Kane’s work was radical, but in some important ways, it was also conservative. When critics dismissed her, they, by extension, dismissed the entirety of theatrical history. Though her narratives were often set in a seemingly contemporary world, they were set within the confines of the form of classical theater. Kane ingeniously exploited the traditional narrative devices of Jacobean drama; murder, revenge, betrayal, rape, cannibalism, bodily fluids; and smeared them on the faces of a politically correct, bourgeoise, liberal, nineties audience. Her work forced viewers to confront how wildly out of touch they had become with the violent nature of mankind and the brutality that had carried history and still occurred every day beneath the slick veneer of liberal capitalism.
Kane’s life itself was a Jacobean tragedy. She was undeniably the most interesting playwright to come to prominence in the nineties, but like so many geniuses before her, she was written off as an amateurish provocateur. She wasn’t. Houellebecq once wrote about poetry, claiming that the sonnet was the most powerful form of poetry and that no innovation in form could improve it. Houellebcq suggested that rigorously staying within the boundaries of a predefined form allowed one’s flaws to slowly emerge within the work, sculpting a style. This is the functioning of Kane’s work: it stayed within the confines of classical forms and slowly gave birth to a new style of storytelling.

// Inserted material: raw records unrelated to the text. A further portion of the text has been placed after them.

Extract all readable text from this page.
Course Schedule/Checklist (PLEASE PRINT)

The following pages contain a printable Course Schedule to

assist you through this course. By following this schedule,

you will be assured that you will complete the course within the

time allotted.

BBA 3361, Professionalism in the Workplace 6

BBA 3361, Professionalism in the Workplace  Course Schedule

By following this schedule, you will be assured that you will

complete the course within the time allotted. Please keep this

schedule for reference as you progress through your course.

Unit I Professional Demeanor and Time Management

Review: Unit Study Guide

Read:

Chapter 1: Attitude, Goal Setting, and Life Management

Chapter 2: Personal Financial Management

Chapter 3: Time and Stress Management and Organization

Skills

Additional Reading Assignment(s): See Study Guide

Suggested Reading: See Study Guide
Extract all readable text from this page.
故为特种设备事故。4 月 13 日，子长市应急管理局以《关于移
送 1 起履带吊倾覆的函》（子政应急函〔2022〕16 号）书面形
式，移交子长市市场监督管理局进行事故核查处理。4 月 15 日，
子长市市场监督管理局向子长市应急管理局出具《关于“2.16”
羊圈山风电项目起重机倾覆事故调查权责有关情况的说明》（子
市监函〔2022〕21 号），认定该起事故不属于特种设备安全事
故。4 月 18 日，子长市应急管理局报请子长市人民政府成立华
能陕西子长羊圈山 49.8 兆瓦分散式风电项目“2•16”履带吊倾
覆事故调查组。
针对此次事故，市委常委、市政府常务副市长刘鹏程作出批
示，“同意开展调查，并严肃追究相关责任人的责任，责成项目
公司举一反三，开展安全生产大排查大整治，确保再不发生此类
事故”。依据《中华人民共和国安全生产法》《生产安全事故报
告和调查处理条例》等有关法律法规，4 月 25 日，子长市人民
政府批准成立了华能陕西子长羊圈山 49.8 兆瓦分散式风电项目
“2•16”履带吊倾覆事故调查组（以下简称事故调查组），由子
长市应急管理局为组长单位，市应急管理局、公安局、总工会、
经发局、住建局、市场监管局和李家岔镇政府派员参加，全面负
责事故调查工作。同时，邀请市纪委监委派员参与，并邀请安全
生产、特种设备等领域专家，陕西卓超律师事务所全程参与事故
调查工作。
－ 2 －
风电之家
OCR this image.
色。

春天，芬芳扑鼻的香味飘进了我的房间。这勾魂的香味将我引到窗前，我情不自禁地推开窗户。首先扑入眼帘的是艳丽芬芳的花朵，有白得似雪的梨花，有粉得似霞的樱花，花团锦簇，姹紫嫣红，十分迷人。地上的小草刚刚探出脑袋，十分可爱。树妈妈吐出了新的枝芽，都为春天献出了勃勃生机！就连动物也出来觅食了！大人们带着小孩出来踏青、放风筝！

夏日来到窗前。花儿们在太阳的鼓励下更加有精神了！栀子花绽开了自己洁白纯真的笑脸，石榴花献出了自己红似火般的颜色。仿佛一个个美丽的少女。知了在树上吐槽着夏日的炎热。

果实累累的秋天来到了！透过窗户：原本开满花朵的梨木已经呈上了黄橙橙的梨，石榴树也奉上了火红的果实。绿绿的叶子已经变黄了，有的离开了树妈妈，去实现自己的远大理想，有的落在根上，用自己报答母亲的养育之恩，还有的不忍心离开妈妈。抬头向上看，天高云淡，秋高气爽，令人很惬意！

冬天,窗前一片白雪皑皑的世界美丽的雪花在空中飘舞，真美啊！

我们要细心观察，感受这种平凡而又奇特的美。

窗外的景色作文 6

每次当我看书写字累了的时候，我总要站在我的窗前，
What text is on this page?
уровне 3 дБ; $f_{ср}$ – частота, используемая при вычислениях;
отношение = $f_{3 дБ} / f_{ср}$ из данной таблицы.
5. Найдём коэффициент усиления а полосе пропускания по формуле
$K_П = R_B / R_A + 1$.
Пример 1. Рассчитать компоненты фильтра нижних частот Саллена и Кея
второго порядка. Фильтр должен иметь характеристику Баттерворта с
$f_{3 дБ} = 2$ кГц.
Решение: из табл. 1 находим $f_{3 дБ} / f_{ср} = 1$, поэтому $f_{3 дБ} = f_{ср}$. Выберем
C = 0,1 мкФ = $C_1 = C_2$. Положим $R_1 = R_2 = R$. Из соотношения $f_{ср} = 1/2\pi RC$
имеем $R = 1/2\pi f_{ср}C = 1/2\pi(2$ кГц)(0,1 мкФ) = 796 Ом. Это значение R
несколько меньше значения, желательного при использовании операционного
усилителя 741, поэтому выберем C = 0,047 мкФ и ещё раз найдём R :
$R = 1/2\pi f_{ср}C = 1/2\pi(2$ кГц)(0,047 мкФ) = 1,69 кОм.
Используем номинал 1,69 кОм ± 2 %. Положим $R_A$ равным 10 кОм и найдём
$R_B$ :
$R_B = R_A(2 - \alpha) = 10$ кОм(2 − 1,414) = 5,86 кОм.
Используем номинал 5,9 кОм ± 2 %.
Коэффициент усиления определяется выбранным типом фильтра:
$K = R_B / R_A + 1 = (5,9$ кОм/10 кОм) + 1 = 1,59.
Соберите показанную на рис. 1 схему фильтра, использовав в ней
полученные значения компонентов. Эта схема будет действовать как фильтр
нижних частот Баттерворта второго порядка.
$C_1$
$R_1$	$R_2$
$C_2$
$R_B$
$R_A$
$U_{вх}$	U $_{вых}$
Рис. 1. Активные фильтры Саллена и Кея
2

What Kane was interested in was love, and as Roland Barthes tell us, “When one is in love is in Dachau.” Kane was in love with theater, in love with text, and performance, and violence, and cruelty. She was incredibly close to the work she created. She once told an interviewer that “to create something beautiful about despair is to me the most life-affirming thing a person can do.” Can you imagine creating something that affirmed the very nature of your existence, only to have it soundly rejected? It must have been like a young mother cradling her newborn child, basking in the glow of motherhood and so full of love, who realizes from her friends’ wincing expressions that they think her baby is ugly or gruesome. An existential gut punch. Sarah Kane wanted us to see what she saw: beauty, perfection, honesty. But her contemporaneous critics could only see the ugly.